On Making the Fed’s Governance Constitutional

In his book “The Power and Independence of the Federal Reserve,” Peter Conti-Brown argues that Federal Reserve Bank Presidents are, in effect, important government officials, by virtue of voting on monetary policy, and so (a) should be chosen in a democratically accountable way and (b) to accord with the constitution, should  be either appointed by the President of the United States and confirmed by the Senate, or treated as “inferior officers.”

I am like Justin Fox and many others at a 2015 Brookings event that Justin reports on in thinking that the Federal Reserve Bank Presidents voting on monetary policy in a way close to the way things are now is good for monetary policy. In particular, it helps in allowing a diversity of views to make its way into monetary policy. Crucially, each Federal Reserve Bank President has the staff to really investigate different angles on monetary policy. And indeed, one of the most valuable reforms would be to give more staff and more independence of the Governors in Washington DC from the Chair of the Fed–as well as higher salaries more in line with the Federal Reserve Bank Presidents so that they would be less tempted to quit as Governors after only a few years. 
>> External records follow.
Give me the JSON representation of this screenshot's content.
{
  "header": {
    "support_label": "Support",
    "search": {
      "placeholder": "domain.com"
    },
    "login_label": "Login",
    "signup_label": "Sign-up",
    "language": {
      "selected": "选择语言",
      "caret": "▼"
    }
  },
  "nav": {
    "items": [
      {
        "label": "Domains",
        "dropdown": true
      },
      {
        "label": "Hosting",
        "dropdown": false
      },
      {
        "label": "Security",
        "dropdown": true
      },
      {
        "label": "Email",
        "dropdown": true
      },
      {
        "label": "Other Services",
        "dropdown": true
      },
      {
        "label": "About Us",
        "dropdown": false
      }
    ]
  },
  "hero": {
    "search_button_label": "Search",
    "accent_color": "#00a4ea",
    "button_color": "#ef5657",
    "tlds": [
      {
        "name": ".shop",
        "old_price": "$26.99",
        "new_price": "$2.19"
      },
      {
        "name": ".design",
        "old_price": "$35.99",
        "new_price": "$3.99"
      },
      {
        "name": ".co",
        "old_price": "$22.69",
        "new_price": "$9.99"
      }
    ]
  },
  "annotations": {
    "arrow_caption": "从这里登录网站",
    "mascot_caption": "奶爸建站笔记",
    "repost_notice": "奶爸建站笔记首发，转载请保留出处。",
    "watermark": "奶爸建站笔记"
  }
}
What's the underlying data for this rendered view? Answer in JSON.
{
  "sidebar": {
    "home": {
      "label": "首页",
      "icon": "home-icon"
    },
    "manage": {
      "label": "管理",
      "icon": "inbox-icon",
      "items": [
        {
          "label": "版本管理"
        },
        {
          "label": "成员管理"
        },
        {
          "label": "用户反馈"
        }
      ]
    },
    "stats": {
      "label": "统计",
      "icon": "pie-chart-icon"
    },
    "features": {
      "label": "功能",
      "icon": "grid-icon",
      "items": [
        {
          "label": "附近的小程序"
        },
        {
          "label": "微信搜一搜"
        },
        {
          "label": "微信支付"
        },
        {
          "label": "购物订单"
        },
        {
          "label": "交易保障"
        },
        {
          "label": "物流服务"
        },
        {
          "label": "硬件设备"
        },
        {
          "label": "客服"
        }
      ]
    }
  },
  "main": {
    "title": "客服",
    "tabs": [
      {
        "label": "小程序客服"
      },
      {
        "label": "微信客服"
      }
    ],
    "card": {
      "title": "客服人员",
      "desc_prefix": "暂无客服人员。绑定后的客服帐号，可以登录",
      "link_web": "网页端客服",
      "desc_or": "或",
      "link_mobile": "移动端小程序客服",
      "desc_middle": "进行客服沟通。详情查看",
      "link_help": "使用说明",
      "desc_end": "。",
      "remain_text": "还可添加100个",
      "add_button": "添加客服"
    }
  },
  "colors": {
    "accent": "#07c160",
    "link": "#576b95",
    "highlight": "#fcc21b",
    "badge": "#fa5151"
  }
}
Despite thinking that the current de facto status of Federal Reserve Bank Presidents is good for monetary policy, and that indeed that the Governors’ status should be raised by giving them some of the attractive job characteristics that the Federal Reserve Bank Presidents have, I take the constitutional issue seriously. I wrote to Peter by email of an idea of how to make the Fed’s governance structure constitutional by clarifying that the Federal Reserve Bank Presidents’ are indeed inferior officers, de jure, and indeed making their appointment more consistent with being inferior officers, but otherwise keeping the role of Federal Reserve Bank Presidents essentially the same as now. Here is what I wrote, with a few words added for clarification:

I think it would be very interesting to investigate the extent to which–even without new legislation–a strong Chair, working with the Fed’s Chief Counsel, could implement the “Federal Reserve Bank Presidents as inferior officers” reform. 

As far as removal goes, I think a legal report could take your line that constitutionally, as inferior officers, the bank presidents must be removable by the board–whether the statute said so or not–and that that was the legal position of the board would take to the extent the question of whether the presidents were inferior officers or whether a president was removable ever came up. This would presumably be associated with reassurances that the board had no intentions of removing any president any time soon. It would cause some kerfuffle, but that would die down reasonably soon after repeated assurances that the board had no intention of actually removing any president any time soon, but that it was just forced to the conclusion of its ability to do so by the law.

As far as appointment goes, the rules already give the board a substantial role in the appointment process. As I understand it, it already requires both the assent of the Board of Governors and the assent of the board of the particular federal reserve bank to make a president. The Board of Governors could easily be much more assertive in this process than it is. And indeed I think the trend is in that direction. For example, I heard that the FRB took a big role in the selection of the SF Fed Bank’s current president. Of course, the place to start would be for the Board of Governors to be extremely assertive in the choice of the president of the NY Fed.

I disagree with you about bank presidents voting on the FOMC. Because they have their own staffs and an attractive job that they will continue in for some time, they provide important diversity in viewpoints–both on the hawkish side and on the dovish side. I think greater Board of Governors assertiveness in the selection of bank presidents solves the most important institutional design problem from the standpoint of good policy outcomes, while simply asserting that the constitution overrides the statute so that the Board of Governors can remove bank presidents if it comes to that solves the constitutional problem.

Let me add this: if, to smart lawyers, this interpretation of the law seems right, one can imagine the chief lawyer of one of the regional Feds replying to a query from its president by saying:

I have good news and bad news.

The good news is that you are constitutional.

The bad news is that you can be fired.